6. Detecting LNK-triggered Scripts in Compound Samples
   Enhanced detection capabilities for compound samples containing LNK files, specifically targeting LNK-triggered Windows scripts. Particularly effective against malware such as Qbot, which used this attack method.

Integrated SentinelOne EDR Connector

One of the key highlights of 2024 was the introduction of our Integrated SentinelOne EDR Connector, which debuted in the VMRay Platform 2024.3.0 release.

A Seamless Integration

This feature significantly simplifies the process of integrating with SentinelOne through the VMRay Platform. With just a few clicks in the VMRay Platform’s settings page, you can configure automatic detection and submission of incidents from SentinelOne to VMRay. Once set up, the incidents are automatically enriched with detailed insights, including Threat Classifications, Indicators of Compromise (IOCs), VMRay Threat Identifiers (VTIs), and more.

Positive Customer Feedback

Our customers have embraced this feature enthusiastically. Its ease of setup and straightforward configuration have made it a popular choice, driving widespread adoption. The seamless integration and enrichment of incident data have become valuable for those seeking to enhance their security operations.

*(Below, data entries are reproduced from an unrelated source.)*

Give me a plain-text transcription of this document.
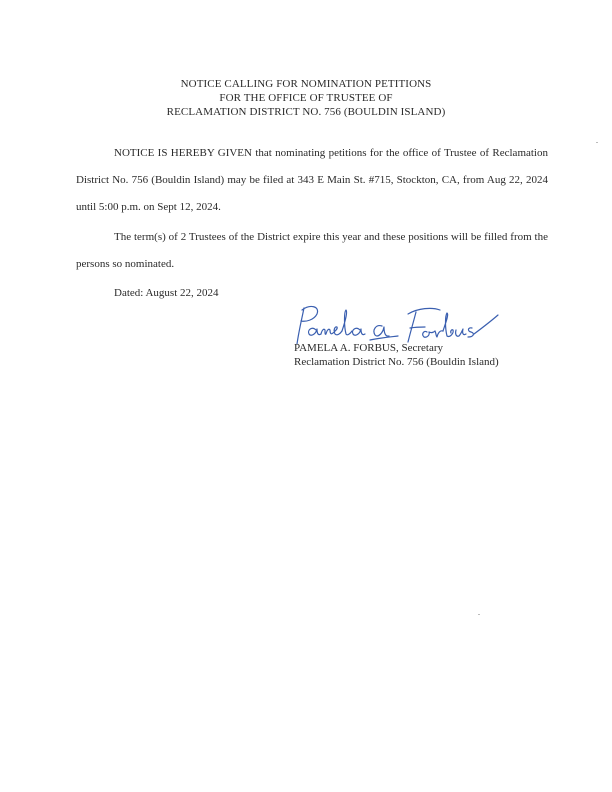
NOTICE CALLING FOR NOMINATION PETITIONS
FOR THE OFFICE OF TRUSTEE OF
RECLAMATION DISTRICT NO. 756 (BOULDIN ISLAND)
NOTICE IS HEREBY GIVEN that nominating petitions for the office of Trustee of Reclamation District No. 756 (Bouldin Island) may be filed at 343 E Main St. #715, Stockton, CA, from Aug 22, 2024 until 5:00 p.m. on Sept 12, 2024.
The term(s) of 2 Trustees of the District expire this year and these positions will be filled from the persons so nominated.
Dated: August 22, 2024
PAMELA A. FORBUS, Secretary
Reclamation District No. 756 (Bouldin Island)
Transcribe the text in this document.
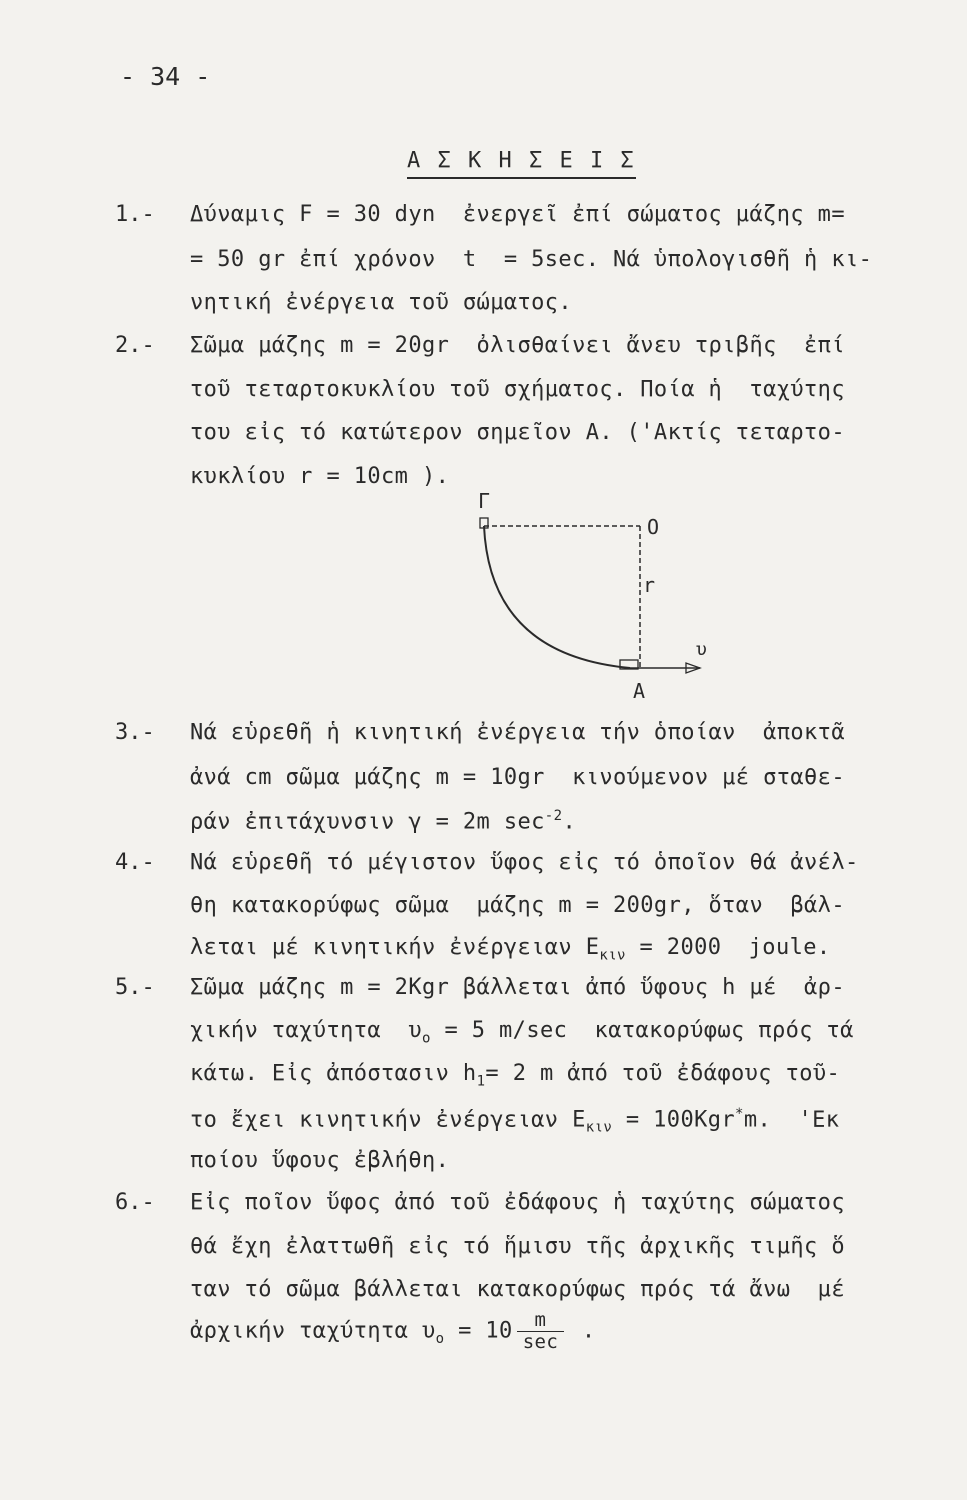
- 34 -
Α Σ Κ Η Σ Ε Ι Σ
1.- Δύναμις F = 30 dyn  ἐνεργεῖ ἐπί σώματος μάζης m=
= 50 gr ἐπί χρόνον  t  = 5sec. Νά ὑπολογισθῆ ἡ κι-
νητική ἐνέργεια τοῦ σώματος.
2.- Σῶμα μάζης m = 20gr  ὀλισθαίνει ἄνευ τριβῆς  ἐπί
τοῦ τεταρτοκυκλίου τοῦ σχήματος. Ποία ἡ  ταχύτης
του εἰς τό κατώτερον σημεῖον Α. ('Ακτίς τεταρτο-
κυκλίου r = 10cm ).
Γ
O
r
υ
A
3.- Νά εὑρεθῆ ἡ κινητική ἐνέργεια τήν ὁποίαν  ἀποκτᾶ
ἀνά cm σῶμα μάζης m = 10gr  κινούμενον μέ σταθε-
ράν ἐπιτάχυνσιν γ = 2m $\sec^{-2}$.
4.- Νά εὑρεθῆ τό μέγιστον ὕφος εἰς τό ὁποῖον θά ἀνέλ-
θη κατακορύφως σῶμα  μάζης m = 200gr, ὅταν  βάλ-
λεται μέ κινητικήν ἐνέργειαν $E_{\kappa\iota\nu} = 2000$  joule.
5.- Σῶμα μάζης m = 2Kgr βάλλεται ἀπό ὕφους h μέ  ἀρ-
χικήν ταχύτητα  $\upsilon_o = 5$ m/sec  κατακορύφως πρός τά
κάτω. Εἰς ἀπόστασιν $h_1= 2$ m ἀπό τοῦ ἐδάφους τοῦ-
το ἔχει κινητικήν ἐνέργειαν $E_{\kappa\iota\nu} = 100Kgr^*m$.  'Εκ
ποίου ὕφους ἐβλήθη.
6.- Εἰς ποῖον ὕφος ἀπό τοῦ ἐδάφους ἡ ταχύτης σώματος
θά ἔχη ἐλαττωθῆ εἰς τό ἥμισυ τῆς ἀρχικῆς τιμῆς ὅ
ταν τό σῶμα βάλλεται κατακορύφως πρός τά ἄνω  μέ
ἀρχικήν ταχύτητα $\upsilon_o = 10 \frac{m}{\sec}$ .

If you haven’t yet explored the SentinelOne EDR Connector, now is a great time to see how it can streamline your incident response by adding critical threat intelligence from VMRay.

Final Thoughts

Looking ahead, we’re planning to enhance our GeofenceVPN feature for Cloud users, enabling the default gateways to support residential IP addresses. In 2025, we’ll return to our regular four-release schedule, bringing exciting new features to the table. Stay tuned as we embark on another year of innovation and growth.

We’ll be back with more updates and developments next year—until then, stay secure!